Raúl Asencio y su última oportunidad de tratamiento
Raúl Asencio se agarra a su última oportunidad
Raúl Asencio está intentando esquivar el quirófano como quien evita una entrada a destiempo. El defensa del Real Madrid afronta estos días un último intento de tratamiento para no quedarse dos meses fuera de los terrenos de juego.
Ya había superado una lesión en el cuádriceps de la misma pierna, que le había apartado esta temporada. Cuando parecía haber dejado atrás ese problema, la tibia ha vuelto a encender todas las alarmas.
El dolor viene de lejos. Según informa Marca, Asencio arrastra molestias en la espinilla desde la pasada campaña. La zona nunca terminó de curar como estaba previsto y el hueso se ha convertido en un foco constante de preocupación.
Tratamiento a contrarreloj en Valdebebas
El defensa ha iniciado un nuevo plan de trabajo en Valdebebas. Varias sesiones ya completadas, centradas en aliviar la tensión y acelerar la recuperación de la zona dañada. Es, literalmente, un pulso contra el tiempo y contra el bisturí.
Si este tratamiento no funciona, el siguiente paso es claro: operación. Y con ella, entre seis y ocho semanas de baja. Dos meses fuera en un momento clave del curso.
No es una historia que arranque ahora. El tramo final de la temporada pasada ya estuvo marcado por los problemas físicos en la plantilla del Real Madrid. Asencio fue uno de los que más arriesgó.
Con la defensa en cuadro, se negó a parar. Preguntado entonces por la posibilidad de descansar, fue tajante: «No voy a parar ahora, imposible». Una frase que retrata bien el contexto: el equipo en crisis, el jugador dispuesto a poner el cuerpo por delante de cualquier prudencia médica.
Una solución a medias que hoy pasa factura
Para poder seguir compitiendo, se buscó una solución intermedia.
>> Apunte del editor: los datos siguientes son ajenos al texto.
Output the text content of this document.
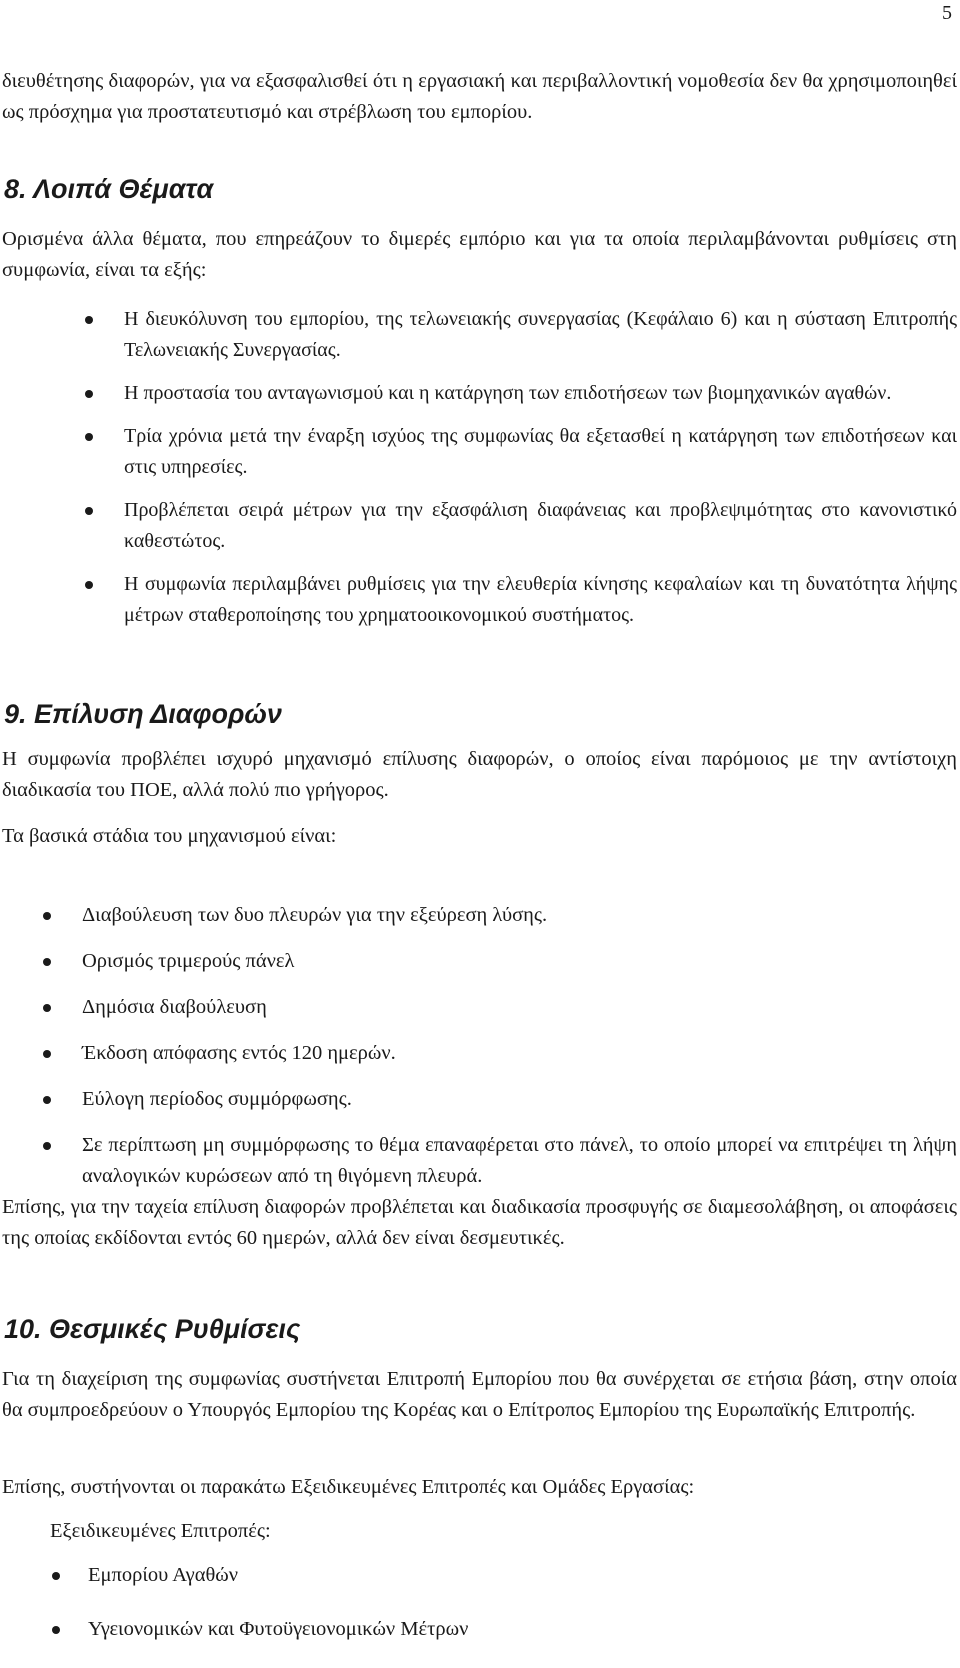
5
διευθέτησης διαφορών, για να εξασφαλισθεί ότι η εργασιακή και περιβαλλοντική νομοθεσία δεν θα χρησιμοποιηθεί ως πρόσχημα για προστατευτισμό και στρέβλωση του εμπορίου.
8. Λοιπά Θέματα
Ορισμένα άλλα θέματα, που επηρεάζουν το διμερές εμπόριο και για τα οποία περιλαμβάνονται ρυθμίσεις στη συμφωνία, είναι τα εξής:
Η διευκόλυνση του εμπορίου, της τελωνειακής συνεργασίας (Κεφάλαιο 6) και η σύσταση Επιτροπής Τελωνειακής Συνεργασίας.
Η προστασία του ανταγωνισμού και η κατάργηση των επιδοτήσεων των βιομηχανικών αγαθών.
Τρία χρόνια μετά την έναρξη ισχύος της συμφωνίας θα εξετασθεί η κατάργηση των επιδοτήσεων και στις υπηρεσίες.
Προβλέπεται σειρά μέτρων για την εξασφάλιση διαφάνειας και προβλεψιμότητας στο κανονιστικό καθεστώτος.
Η συμφωνία περιλαμβάνει ρυθμίσεις για την ελευθερία κίνησης κεφαλαίων και τη δυνατότητα λήψης μέτρων σταθεροποίησης του χρηματοοικονομικού συστήματος.
9. Επίλυση Διαφορών
Η συμφωνία προβλέπει ισχυρό μηχανισμό επίλυσης διαφορών, ο οποίος είναι παρόμοιος με την αντίστοιχη διαδικασία του ΠΟΕ, αλλά πολύ πιο γρήγορος.
Τα βασικά στάδια του μηχανισμού είναι:
Διαβούλευση των δυο πλευρών για την εξεύρεση λύσης.
Ορισμός τριμερούς πάνελ
Δημόσια διαβούλευση
Έκδοση απόφασης εντός 120 ημερών.
Εύλογη περίοδος συμμόρφωσης.
Σε περίπτωση μη συμμόρφωσης το θέμα επαναφέρεται στο πάνελ, το οποίο μπορεί να επιτρέψει τη λήψη αναλογικών κυρώσεων από τη θιγόμενη πλευρά.
Επίσης, για την ταχεία επίλυση διαφορών προβλέπεται και διαδικασία προσφυγής σε διαμεσολάβηση, οι αποφάσεις της οποίας εκδίδονται εντός 60 ημερών, αλλά δεν είναι δεσμευτικές.
10. Θεσμικές Ρυθμίσεις
Για τη διαχείριση της συμφωνίας συστήνεται Επιτροπή Εμπορίου που θα συνέρχεται σε ετήσια βάση, στην οποία θα συμπροεδρεύουν ο Υπουργός Εμπορίου της Κορέας και ο Επίτροπος Εμπορίου της Ευρωπαϊκής Επιτροπής.
Επίσης, συστήνονται οι παρακάτω Εξειδικευμένες Επιτροπές και Ομάδες Εργασίας:
Εξειδικευμένες Επιτροπές:
Εμπορίου Αγαθών
Υγειονομικών και Φυτοϋγειονομικών Μέτρων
Asencio se sometió a un tratamiento mínimamente invasivo en la tibia para eliminar células anómalas del tejido cicatricial, donde se habían formado crecimientos óseos mal curados.
Aquello no bastó. La curación fue incompleta y, según la información publicada, incluso pudo debilitar el hueso, con el riesgo real de que una simple fisura terminara en fractura. El cuerpo médico optó entonces por ganar tiempo: tratamiento conservador, nada de cirugía inmediata, y el jugador disponible para ayudar al equipo.
Acabada la temporada, el plan parecía sencillo: descanso, recuperación y paciencia. Meses para que la tibia respondiera tras un año de máxima exigencia.
No respondió. Al contrario. El estado de la espinilla empeoró y la amenaza sobre su temporada volvió a aparecer. La posterior lesión de cuádriceps en la misma pierna no ayudó: obligó a modificar cargas, ejercicios y sensaciones durante la pretemporada, sumando tensión a una zona ya castigada.
Un último intento antes del bisturí
Ahora todo se reduce a este último esfuerzo. El nuevo tratamiento ya está en marcha en Valdebebas, con el objetivo de liberar presión en el hueso y permitir que la zona cicatrice sin necesidad de operar.
Las expectativas, sin embargo, son limitadas. Si la respuesta no es la adecuada, el camino llevará irremediablemente al quirófano y a unas ocho semanas de ausencia.
Asencio ya eligió una vez jugar al límite para sostener al equipo. Esta vez la decisión no pasará por su voluntad, sino por lo que dicte una tibia que amenaza con marcar su temporada. ¿Aguantará el hueso… o se impondrá por fin el bisturí?